If you'd have school books did up in paper with the right kind of pictures on the covers you could easy get children to peruse 'em. Did you ever notice bear cubs gettin' an edication? They ain't beat into it, they has to be helt back. Same with the Injun kids; they was up on edge to learn until they got to schoolin' 'em, then they fought again it just like the white kids. The reason is that we make children learn things they ain't curious about. I bet if you was to try an' keep it a secret about George Washington bein' made President because he wouldn't lie about choppin' down that cherry tree, the kids would stay awake nights to pry into it. Kids is only human, any way you take 'em.

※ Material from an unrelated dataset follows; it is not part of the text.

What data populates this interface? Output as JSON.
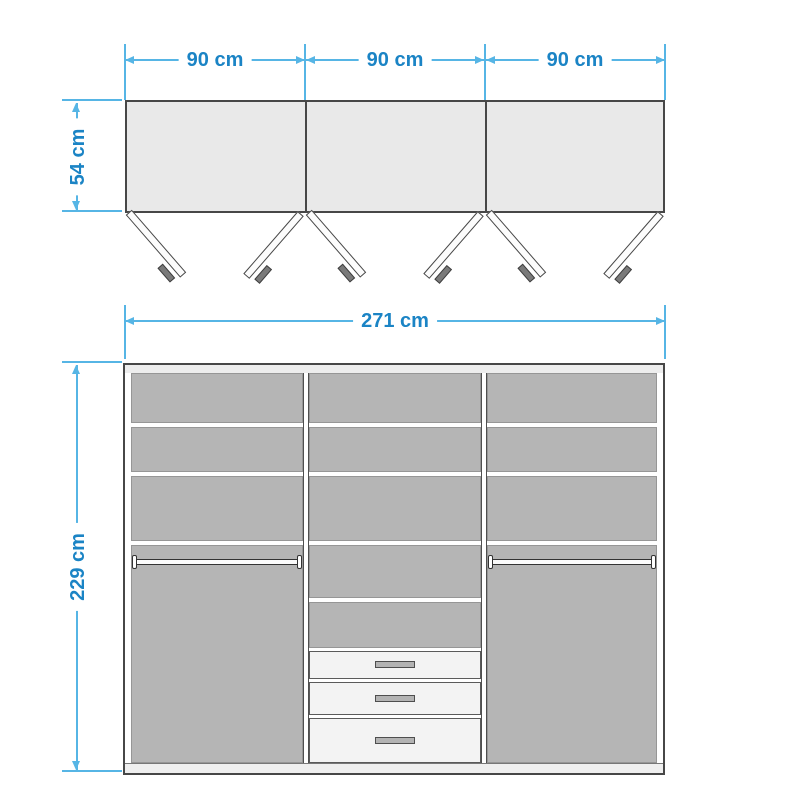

But this business was sure a fetcher to me, an' Barbie, she just stumbled on it too. One afternoon me an' her went for a little ride up into the foothills, an' after we'd built our fire, like we allus did, no matter how hot it was, she lay there rollin' cigarettes for me to smoke, like she allus did—the little scamp used to get on the lee side o' me so the smoke would blow in her face; but we never mentioned it.
Well, after a while she begun to talk of romances, an' to ask me questions about 'em. I told her as many as I could remember, an' the one what suited her best was "Claud, the Boy Hero of Gore Gulch." It allus used to fret her to think 'at the' wasn't nothing she could do to make her a boy, an' she tried to even up by plannin' to herself what she'd have done if so be she had been a boy. We talked along about as usual; but I see the' was somethin' on her mind. She wasn't the one to flare up an' shout for information. She allus talked in a circle like an Injun when she really needed news.
After a while she fished out a funny old letter. It wasn't put into an envelope, it was just wrapped inside itself an' stuck fast with a gob o' some kind o' wax which had been broke before it was opened. The' had been a name on the outside, but it had been rubbed out. Inside at the beginning was the name "Rose Cottage, San Francisco," and a date; but I've forgotten the date. The letter began, "Dearest George." I read that much an' then I looked at Barbie. "Where'd you get this?" sez I.
She reddened a little, an' then she looked me straight in the face, and sez "I found it in the attic. I wanted a new box to put my cigarettes in, an' one day Daddy left the attic door open an' I went in. The' was just a dandy chest there an' he had left the key in it. I opened it an' this letter was on top. He goes to the attic alone every now an' again,—mostly at night,—an' he won't never let me go with him."
"I suppose that was the reason you thought he wanted you to go alone to the attic, too," sez I. She flushed again. "If a person don't trust me he ain't got no call to be surprised when I don't suit him."